Bennoune, cinsiyete dayalı ayrımcılığın uluslararası yasalara dahil edilmesiyle, Taleban hükümetinin hiçbir üye devlet tarafından tanınamayacağını ve ülkeye BM'de sandalye verilmemesi gerektiğini açıkça ortaya koyacağını söyledi.

Temmuz ayında yapılan bir BM anketine katılan yüzlerce Afgan kadın da benzer bir düşünceyi dile getirerek, Taleban hükümetinin tanınmasının eğitime erişim ve çalışma olanağı gibi kadın haklarındaki somut iyileştirmelere bağlı olması gerektiğini söylemişti.

Taleban'ın Afgan kadınların BM kurumları ve sivil toplum kuruluşlarında çalışmasını yasaklamasına rağmen Özel Temsilci Otunbayeva, Taleban ile diplomatik ilişkilerin sürdürülmesinin önemini vurguladı.

Otunbayeva, “Diyalog tanınma değildir. Etkileşim bu politikaların kabul edilmesi anlamına gelmez.
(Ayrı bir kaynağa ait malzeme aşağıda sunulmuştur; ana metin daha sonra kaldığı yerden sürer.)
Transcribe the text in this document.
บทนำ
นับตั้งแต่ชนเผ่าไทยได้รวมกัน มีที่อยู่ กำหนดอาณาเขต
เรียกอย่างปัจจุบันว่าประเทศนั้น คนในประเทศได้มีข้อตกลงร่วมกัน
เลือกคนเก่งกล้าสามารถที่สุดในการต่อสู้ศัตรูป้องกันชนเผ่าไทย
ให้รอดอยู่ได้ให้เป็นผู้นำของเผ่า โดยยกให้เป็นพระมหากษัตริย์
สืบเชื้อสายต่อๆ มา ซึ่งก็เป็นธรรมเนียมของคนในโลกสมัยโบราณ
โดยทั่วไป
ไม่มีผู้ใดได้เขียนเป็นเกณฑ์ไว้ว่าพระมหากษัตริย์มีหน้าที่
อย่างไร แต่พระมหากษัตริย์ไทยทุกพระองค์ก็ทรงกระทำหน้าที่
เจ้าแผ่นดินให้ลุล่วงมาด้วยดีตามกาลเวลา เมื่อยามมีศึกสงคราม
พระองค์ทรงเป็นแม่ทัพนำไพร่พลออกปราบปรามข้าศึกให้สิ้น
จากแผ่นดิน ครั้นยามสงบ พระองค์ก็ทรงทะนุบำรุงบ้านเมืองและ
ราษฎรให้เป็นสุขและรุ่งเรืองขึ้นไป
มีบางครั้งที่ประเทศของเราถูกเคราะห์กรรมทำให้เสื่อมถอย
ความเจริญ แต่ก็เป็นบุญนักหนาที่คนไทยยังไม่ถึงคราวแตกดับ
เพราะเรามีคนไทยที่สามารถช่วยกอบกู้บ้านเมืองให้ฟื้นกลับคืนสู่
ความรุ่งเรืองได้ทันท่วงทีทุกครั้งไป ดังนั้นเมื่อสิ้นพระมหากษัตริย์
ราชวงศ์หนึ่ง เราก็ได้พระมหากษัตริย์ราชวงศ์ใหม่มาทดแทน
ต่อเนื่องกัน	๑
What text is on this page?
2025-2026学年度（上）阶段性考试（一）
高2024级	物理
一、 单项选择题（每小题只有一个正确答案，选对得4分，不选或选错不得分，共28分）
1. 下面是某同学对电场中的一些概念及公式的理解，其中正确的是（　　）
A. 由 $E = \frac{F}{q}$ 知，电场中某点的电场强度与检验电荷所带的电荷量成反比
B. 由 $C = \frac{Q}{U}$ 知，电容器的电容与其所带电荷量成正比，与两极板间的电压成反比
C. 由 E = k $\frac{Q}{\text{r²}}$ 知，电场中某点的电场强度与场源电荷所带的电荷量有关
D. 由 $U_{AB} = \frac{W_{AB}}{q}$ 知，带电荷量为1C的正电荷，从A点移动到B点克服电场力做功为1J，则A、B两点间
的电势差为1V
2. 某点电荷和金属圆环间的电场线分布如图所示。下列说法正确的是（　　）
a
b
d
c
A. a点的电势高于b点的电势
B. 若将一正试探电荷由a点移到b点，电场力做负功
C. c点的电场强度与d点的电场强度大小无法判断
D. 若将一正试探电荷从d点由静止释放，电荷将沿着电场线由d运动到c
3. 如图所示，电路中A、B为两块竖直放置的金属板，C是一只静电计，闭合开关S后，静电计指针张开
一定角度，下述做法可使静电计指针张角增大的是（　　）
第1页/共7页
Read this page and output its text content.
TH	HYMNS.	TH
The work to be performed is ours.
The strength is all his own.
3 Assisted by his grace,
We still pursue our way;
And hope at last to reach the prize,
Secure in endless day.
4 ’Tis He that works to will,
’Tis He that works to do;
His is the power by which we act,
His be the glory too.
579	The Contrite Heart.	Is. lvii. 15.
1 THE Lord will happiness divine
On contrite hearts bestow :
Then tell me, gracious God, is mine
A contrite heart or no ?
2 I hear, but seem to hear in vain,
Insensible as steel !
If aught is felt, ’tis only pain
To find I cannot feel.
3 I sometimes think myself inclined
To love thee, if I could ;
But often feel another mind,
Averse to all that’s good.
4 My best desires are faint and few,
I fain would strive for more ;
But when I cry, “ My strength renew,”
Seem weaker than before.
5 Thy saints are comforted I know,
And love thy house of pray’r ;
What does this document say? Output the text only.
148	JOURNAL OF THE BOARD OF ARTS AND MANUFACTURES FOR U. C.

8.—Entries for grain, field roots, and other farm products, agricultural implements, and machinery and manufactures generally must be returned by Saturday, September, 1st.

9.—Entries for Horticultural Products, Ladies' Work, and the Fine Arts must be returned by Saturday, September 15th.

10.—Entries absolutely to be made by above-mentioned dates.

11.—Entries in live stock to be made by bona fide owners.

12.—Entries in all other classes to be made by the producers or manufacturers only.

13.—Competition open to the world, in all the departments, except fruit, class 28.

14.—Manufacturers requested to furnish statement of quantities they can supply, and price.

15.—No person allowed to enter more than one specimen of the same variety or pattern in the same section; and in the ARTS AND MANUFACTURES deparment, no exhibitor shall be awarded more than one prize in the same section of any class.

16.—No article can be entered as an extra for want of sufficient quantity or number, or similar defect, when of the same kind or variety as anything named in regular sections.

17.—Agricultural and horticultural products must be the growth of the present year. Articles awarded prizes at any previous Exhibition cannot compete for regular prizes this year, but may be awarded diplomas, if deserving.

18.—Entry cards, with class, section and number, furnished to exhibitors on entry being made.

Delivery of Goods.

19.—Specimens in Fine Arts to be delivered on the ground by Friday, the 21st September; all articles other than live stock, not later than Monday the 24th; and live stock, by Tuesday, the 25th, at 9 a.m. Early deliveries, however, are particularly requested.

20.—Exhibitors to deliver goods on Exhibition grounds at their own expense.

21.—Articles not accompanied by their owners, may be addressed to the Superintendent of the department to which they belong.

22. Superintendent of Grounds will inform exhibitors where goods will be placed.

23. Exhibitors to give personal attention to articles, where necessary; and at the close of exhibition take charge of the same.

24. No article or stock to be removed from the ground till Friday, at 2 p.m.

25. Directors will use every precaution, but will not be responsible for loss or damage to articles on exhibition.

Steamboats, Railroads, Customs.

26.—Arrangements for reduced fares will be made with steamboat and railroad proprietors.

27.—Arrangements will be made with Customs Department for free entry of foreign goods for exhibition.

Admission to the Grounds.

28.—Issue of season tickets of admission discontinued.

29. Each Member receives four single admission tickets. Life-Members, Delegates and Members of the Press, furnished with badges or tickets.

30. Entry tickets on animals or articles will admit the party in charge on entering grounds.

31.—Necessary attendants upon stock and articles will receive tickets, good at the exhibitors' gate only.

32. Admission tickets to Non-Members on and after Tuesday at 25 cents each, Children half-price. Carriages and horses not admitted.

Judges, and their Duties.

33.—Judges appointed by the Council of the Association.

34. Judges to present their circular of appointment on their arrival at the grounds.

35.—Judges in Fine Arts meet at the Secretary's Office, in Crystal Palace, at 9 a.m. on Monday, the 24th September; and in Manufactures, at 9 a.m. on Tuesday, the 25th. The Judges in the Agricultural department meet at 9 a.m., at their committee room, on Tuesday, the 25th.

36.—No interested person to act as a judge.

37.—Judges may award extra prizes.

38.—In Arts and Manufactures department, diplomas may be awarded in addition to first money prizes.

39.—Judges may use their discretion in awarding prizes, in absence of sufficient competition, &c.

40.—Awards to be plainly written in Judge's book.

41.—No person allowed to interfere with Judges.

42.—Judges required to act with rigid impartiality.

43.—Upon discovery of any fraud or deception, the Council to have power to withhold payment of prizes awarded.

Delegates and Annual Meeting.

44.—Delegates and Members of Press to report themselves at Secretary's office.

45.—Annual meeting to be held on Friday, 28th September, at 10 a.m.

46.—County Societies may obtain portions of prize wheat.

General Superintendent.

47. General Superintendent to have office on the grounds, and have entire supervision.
Tam tersine, diyalog ve etkileşim yoluyla bu politikaları değiştirmeye çalışıyoruz” dedi.

Rusya ve Çin'den kınama yok

Rusya ve Çin dışında Taleban'ın politikalarını korkunç ve kabul edilemez olarak nitelendiren BMGK üyeleri, Taleban liderlerinden kadın düşmanı politikalarına son vermelerini istedi.

Rusya'nın BM’deki temsilci yardımcısı Anna Evstigneeva, konsey üyelerine yaptığı açıklamada, BM Kadın Birimi direktörünün ve Kerime Bennoune'un açıklamalarını "yakından dinlediklerini" ancak Taleban politikalarını kınamadıklarını söyledi.

Bunun yerine Evstigneeva, ABD ve NATO'yu Afganistan'da yirmi yıl süren savaş ve ardından ülkeyi insani krizlere sokarak terk etmeleri nedeniyle eleştirdi.

"Kabil'le ilişkileri geliştirmek konusunda istekliyiz" diyen Evstigneeva, bir Taleban heyetinin Endonezya, Türkiye ve birçok bölge ülkesinden temsilcilerle birlikte 29 Eylül'de Rusya'nın Kazan kentinde Afganistan ile ilgili bir toplantıya davet edildiğini ekledi.

Çinli bir temsilci, sadece Taleban yetkililerini Afgan kadınlarının haklarına saygı duymaya ve kapsayıcı bir hükümet kurmaya çağırdı.

Çin yakın zamanda Kabil'e yeni bir büyükelçi atadı.

Çinli şirketler Taleban hükümetiyle de madencilik sözleşmeleri imzaladı.